Эти интерпретации Фирта и Фортеса гораздо удовлетворительнее, чем те, что имеются у классических приверженцев тотемизма или у таких его противников, как Гольденвейзер, поскольку им удалось избежать двух подводных камней: произвольности и искусственной очевидности. Ясно, что в так называемых тотемических системах природные виды не обеспечивают каких-то наименований социальным единицам, которые с тем же успехом могут обозначаться иначе; и столь же ясно, что, принимая животный или растительный эпоним, социальная единица не утверждает имплицитно, что между нею и им существует субстанциальное подобие: что она от него происходит, что она причастна его природе или что она им питается… Связь не является произвольной; это и не связь по смежности. Связь между ними, вероятнее всего, как и предусматривают Фирт и Фортес, основывалась на восприятии сходства. И еще требуется знать, в чем это сходство и в каком плане оно постигается. Можно ли сказать (как авторы, которых мы только что цитировали), что оно относится к физическому или моральному порядку, перенося таким образом эмпиризм Малиновского из органического и аффективного плана в план восприятия и суждения? Прежде всего отметим, что подобная интерпретация мыслима лишь по отношению к обществам, которые отделяют тотемический ряд от генеалогического, при этом признавая за ними равную значимость: один ряд может напоминать о другом, поскольку они не являются взаимосвязанными. Но в Австралии ряды смешиваются, и интуитивно воспринимаемое сходство, упомянутое Фортесом и Фиртом, оказалось бы из-за этого непостижимым. Во многих племенах Северной или Южной Америки сходство между тотемическим рядом и генеалогическим не постулируется ни имплицитно, ни эксплицитно; связь между предками и животными носит внешний и исторический характер: они знакомятся друг с другом, встречаются, наталкиваются друг на друга или оказываются ассоциированными. Это же утверждают многие африканские мифы, в том числе и талленси. Все эти факты побуждают искать связь в гораздо более общем плане, и обсуждаемые нами авторы не смогли бы этому противостоять, поскольку связь, которую они сами подсказывают, является лишь следствием.

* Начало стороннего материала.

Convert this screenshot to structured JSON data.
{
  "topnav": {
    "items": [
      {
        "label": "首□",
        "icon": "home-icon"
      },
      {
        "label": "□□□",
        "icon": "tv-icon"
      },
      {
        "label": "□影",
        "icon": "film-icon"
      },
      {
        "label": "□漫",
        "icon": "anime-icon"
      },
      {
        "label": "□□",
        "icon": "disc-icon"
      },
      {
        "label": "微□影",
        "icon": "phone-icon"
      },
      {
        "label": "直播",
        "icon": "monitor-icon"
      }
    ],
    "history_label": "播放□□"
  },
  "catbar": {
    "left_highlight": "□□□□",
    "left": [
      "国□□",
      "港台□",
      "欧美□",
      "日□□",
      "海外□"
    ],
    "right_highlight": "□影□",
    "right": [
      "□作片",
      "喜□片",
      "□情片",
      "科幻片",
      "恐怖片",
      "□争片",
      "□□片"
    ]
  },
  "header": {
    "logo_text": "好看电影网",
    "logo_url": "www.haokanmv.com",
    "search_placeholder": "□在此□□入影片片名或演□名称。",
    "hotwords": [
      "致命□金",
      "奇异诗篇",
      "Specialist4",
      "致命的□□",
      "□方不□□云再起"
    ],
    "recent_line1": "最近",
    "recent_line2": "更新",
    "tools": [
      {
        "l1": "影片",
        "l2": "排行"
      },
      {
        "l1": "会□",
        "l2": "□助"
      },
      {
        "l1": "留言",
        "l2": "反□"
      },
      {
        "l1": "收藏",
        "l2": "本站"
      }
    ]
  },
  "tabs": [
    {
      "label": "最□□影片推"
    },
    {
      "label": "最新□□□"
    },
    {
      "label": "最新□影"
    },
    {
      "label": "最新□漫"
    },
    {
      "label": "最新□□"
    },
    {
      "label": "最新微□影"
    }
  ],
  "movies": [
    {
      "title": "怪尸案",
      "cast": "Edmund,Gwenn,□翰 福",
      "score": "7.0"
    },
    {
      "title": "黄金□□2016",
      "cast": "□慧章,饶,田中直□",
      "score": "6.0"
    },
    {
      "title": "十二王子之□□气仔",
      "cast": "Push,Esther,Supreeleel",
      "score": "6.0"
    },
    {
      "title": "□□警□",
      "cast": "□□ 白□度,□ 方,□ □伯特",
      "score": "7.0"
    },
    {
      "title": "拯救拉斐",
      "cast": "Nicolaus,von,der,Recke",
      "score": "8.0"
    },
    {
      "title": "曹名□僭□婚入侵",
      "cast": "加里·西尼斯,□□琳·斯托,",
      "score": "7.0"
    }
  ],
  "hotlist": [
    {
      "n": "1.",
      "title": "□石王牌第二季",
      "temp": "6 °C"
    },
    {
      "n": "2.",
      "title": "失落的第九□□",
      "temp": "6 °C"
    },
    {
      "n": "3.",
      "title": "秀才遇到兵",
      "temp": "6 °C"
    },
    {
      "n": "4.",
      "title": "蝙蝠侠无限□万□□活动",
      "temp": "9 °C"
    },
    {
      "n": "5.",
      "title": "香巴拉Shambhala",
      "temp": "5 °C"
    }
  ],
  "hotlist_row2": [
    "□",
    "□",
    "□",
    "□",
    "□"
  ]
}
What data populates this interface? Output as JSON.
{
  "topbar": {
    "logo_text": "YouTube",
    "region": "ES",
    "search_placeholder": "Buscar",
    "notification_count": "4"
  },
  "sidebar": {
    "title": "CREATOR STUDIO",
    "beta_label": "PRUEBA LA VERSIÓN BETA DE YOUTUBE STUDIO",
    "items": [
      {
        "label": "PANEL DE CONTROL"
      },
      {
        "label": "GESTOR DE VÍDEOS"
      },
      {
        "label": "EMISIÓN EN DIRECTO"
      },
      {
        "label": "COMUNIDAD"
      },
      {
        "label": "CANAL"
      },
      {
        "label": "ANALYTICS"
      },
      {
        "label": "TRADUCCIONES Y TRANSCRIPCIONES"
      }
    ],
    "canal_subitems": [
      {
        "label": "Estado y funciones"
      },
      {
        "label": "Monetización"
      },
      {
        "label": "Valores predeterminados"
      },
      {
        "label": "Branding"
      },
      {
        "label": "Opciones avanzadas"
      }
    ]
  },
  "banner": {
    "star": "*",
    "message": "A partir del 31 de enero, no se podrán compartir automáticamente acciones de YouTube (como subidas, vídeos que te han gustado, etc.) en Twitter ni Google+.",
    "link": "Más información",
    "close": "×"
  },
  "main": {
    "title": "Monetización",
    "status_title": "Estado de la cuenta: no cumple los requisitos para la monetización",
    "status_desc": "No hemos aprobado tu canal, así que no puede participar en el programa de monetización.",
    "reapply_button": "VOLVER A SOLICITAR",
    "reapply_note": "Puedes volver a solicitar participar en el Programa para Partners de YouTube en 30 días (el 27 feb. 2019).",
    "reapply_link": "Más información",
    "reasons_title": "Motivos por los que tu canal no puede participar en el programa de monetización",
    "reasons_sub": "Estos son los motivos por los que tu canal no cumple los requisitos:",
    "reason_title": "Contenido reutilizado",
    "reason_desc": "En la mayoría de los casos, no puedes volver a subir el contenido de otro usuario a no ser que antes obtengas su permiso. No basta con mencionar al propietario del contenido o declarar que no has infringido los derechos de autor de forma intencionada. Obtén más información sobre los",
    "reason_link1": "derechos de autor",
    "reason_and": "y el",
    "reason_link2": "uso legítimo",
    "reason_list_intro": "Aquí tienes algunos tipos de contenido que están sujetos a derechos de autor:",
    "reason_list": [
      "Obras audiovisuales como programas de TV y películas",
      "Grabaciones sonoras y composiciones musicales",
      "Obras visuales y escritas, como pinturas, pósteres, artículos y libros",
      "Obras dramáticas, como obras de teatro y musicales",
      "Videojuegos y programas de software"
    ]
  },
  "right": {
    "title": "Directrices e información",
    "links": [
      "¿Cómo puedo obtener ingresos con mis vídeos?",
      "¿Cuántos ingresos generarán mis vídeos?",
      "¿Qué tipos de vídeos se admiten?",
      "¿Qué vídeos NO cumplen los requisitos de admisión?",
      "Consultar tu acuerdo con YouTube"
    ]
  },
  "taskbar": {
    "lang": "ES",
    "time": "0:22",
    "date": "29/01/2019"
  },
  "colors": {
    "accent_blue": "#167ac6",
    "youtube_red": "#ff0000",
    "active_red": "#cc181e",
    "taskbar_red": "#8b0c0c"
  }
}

Во-вторых, рассматриваемая гипотеза имеет очень ограниченное поле применения. Фирт принимает ее для Полинезии на основании констатируемого там предпочтения, для животных тотемов. И Фортес признает, что она особенно подходит для определенных животных — "носителей клыков". Что же делать с другими и что делать с растениями там, где они занимают среди тотемов более значительное место? Что, наконец, делать с природными явлениями или объектами, с нормальными или патологическими состояниями, с изготовленными предметами — все они также могут служить тотемами и играют в некоторых формах австралийского и индейского тотемизма не ничтожную, а иногда даже существенную роль.
Иначе говоря, интерпретация Фирта и Фортеса ограничена двояко. Прежде всего, она ограничена культурами, обладающими как весьма развитым культом предков, так и социальной структурой тотемического типа. Затем, в самих этих культурах она ограничена формами главным образом животного тотемизма или даже тотемизма, касающегося лишь определенных типов животных. Однако — и в этом мы согласны с Рэдклиф-Брауном — мы сможем покончить с так называемой тотемической проблемой не путем придумывания решения с ограниченным полем применения, чтобы потом обрабатывать непокорные случаи, пока факты не пожелают признать себя побежденными, а сразу достигая достаточно высокого общения, чтобы все наблюдаемые случаи могли фигурировать в ней как частные виды.